Persönliches vs. Professionelles: Wer ist Magnus Lindkvist?
d.velop blog: Wenn dich jemand fragt, wer Magnus Lindkvist ist und was er macht, was antwortest du dann?
Magnus Lindkvist: Meine berufliche Antwort lautet: Ich bin Autor von sieben Büchern über Trendspotting und Future Thinking. Ich denke, schreibe und spreche gerne über alles, was die Zukunft betrifft.
Meine persönliche Antwort wäre ein schwedischer Mann mittleren Alters, zu sensibel für soziale Medien und mit leichter Flugangst. Außerdem bin ich ein schlampiger Leser von The Economist.
Die Bedeutung von Digitalisierung aus Sicht eines Zukunftsforschers
d.velop blog: Was bedeutet die Digitalisierung für dich?
Magnus Lindkvist: Wenn wir über das Klischee hinausblicken, das es geworden ist, geht es bei der Digitalisierung darum, Dinge – Sachen, Aktivitäten, Unternehmen, Transaktionen usw. – in kleine Teile zu zerlegen und sie auf eine bessere und schönere Weise wieder zusammenzusetzen. Wie bei Lego.
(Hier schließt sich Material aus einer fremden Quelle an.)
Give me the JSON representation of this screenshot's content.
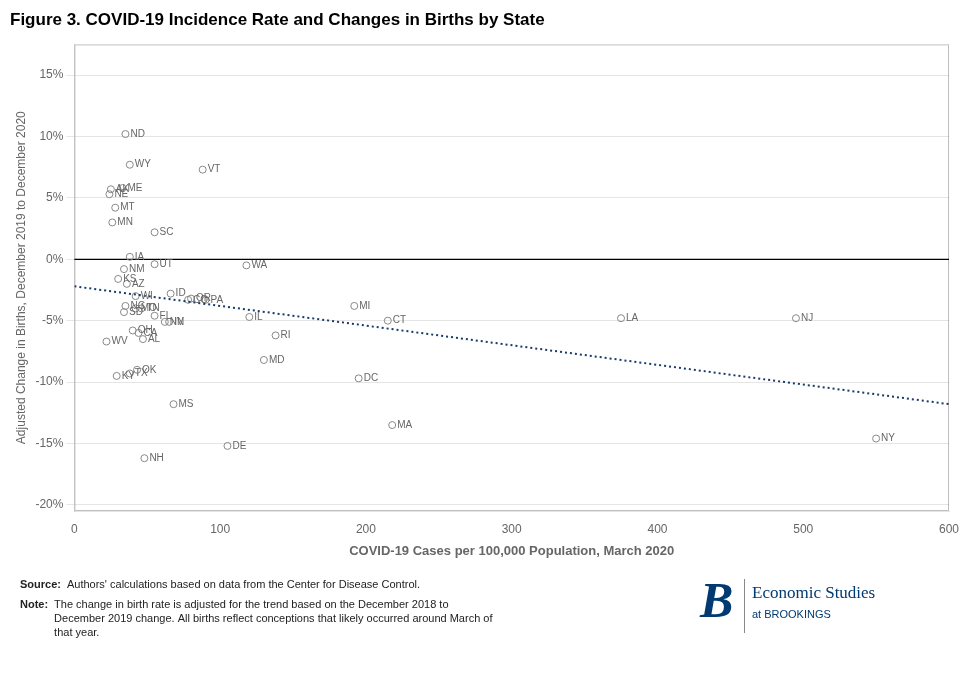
{
  "chart_data": {
    "type": "scatter",
    "title": "Figure 3. COVID-19 Incidence Rate and Changes in Births by State",
    "xlabel": "COVID-19 Cases per 100,000 Population, March 2020",
    "ylabel": "Adjusted Change in Births, December 2019 to December 2020",
    "x": [
      35,
      38,
      25,
      33,
      24,
      28,
      26,
      55,
      88,
      38,
      55,
      34,
      30,
      36,
      42,
      66,
      78,
      80,
      90,
      35,
      42,
      46,
      34,
      55,
      62,
      65,
      120,
      118,
      192,
      215,
      40,
      44,
      47,
      22,
      43,
      38,
      29,
      138,
      130,
      195,
      375,
      495,
      68,
      105,
      48,
      218,
      550
    ],
    "values": [
      0.102,
      0.077,
      0.057,
      0.058,
      0.053,
      0.042,
      0.03,
      0.022,
      0.073,
      0.002,
      -0.004,
      -0.008,
      -0.016,
      -0.02,
      -0.03,
      -0.028,
      -0.033,
      -0.032,
      -0.033,
      -0.038,
      -0.04,
      -0.04,
      -0.043,
      -0.046,
      -0.051,
      -0.051,
      -0.047,
      -0.005,
      -0.038,
      -0.05,
      -0.058,
      -0.06,
      -0.065,
      -0.067,
      -0.09,
      -0.093,
      -0.095,
      -0.062,
      -0.082,
      -0.097,
      -0.048,
      -0.048,
      -0.118,
      -0.152,
      -0.162,
      -0.135,
      -0.146
    ],
    "point_labels": [
      "ND",
      "WY",
      "AK",
      "ME",
      "NE",
      "MT",
      "MN",
      "SC",
      "VT",
      "IA",
      "UT",
      "NM",
      "KS",
      "AZ",
      "WI",
      "ID",
      "CO",
      "OR",
      "PA",
      "NC",
      "MO",
      "TN",
      "SD",
      "FL",
      "NV",
      "IN",
      "IL",
      "WA",
      "MI",
      "CT",
      "OH",
      "CA",
      "AL",
      "WV",
      "OK",
      "TX",
      "KY",
      "RI",
      "MD",
      "DC",
      "LA",
      "NJ",
      "MS",
      "DE",
      "NH",
      "MA",
      "NY"
    ],
    "color": "#888888",
    "marker": "circle",
    "trendline": {
      "x": [
        0,
        600
      ],
      "values": [
        -0.022,
        -0.118
      ],
      "color": "#1a3a6b",
      "line_style": "dotted"
    },
    "reference_lines": [
      {
        "y": 0,
        "color": "#000000"
      }
    ],
    "xlim": [
      0,
      600
    ],
    "ylim": [
      -0.205,
      0.175
    ],
    "xticks": [
      0,
      100,
      200,
      300,
      400,
      500,
      600
    ],
    "yticks": [
      {
        "value": -0.2,
        "label": "-20%"
      },
      {
        "value": -0.15,
        "label": "-15%"
      },
      {
        "value": -0.1,
        "label": "-10%"
      },
      {
        "value": -0.05,
        "label": "-5%"
      },
      {
        "value": 0.0,
        "label": "0%"
      },
      {
        "value": 0.05,
        "label": "5%"
      },
      {
        "value": 0.1,
        "label": "10%"
      },
      {
        "value": 0.15,
        "label": "15%"
      }
    ],
    "grid": "y",
    "annotations": [
      {
        "label": "Source:",
        "text": "Authors' calculations based on data from the Center for Disease Control."
      },
      {
        "label": "Note:",
        "text": "The change in birth rate is adjusted for the trend based on the December 2018 to\nDecember 2019 change. All births reflect conceptions that likely occurred around March of\nthat year."
      }
    ],
    "logo": {
      "mark": "B",
      "name": "Economic Studies",
      "subtitle": "at BROOKINGS",
      "color": "#003A70"
    }
  }
}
Auswirkungen der Digitalisierung auf die Arbeitswelt
d.velop blog: Wie wird sich die Digitalisierung in den nächsten Jahren auf die Arbeitswelt auswirken?
Magnus Lindkvist: Wir stecken momentan im „Hybridmodus“ fest. Die Spanne zwischen Digitalisierung und Nicht-Digitalisierung war noch nie größer.
Ich erwarte, dass die Work-from-home-or-anywhere-Crowd den Weg anführen wird. Ich erwarte, dass Cloud/SaaS den Weg weisen wird, und ich erwarte, dass die Arbeitsweise von Scrum/ Improvisations-Arbeitsweise dazu beiträgt, dass es sichtbar wird. Aber es wird weder reibungslos noch friedlich verlaufen. Fabriken haben immer noch Schrauben und Muttern zu verkaufen, und Cafés brauchen immer noch Reinigungskräfte.
Die Rolle von AI und Robotik in der Zukunft: Chancen und Risiken
d.velop blog: Welche Rolle werden KI und Robotik in der Zukunft spielen? Was sind die Chancen und Risiken?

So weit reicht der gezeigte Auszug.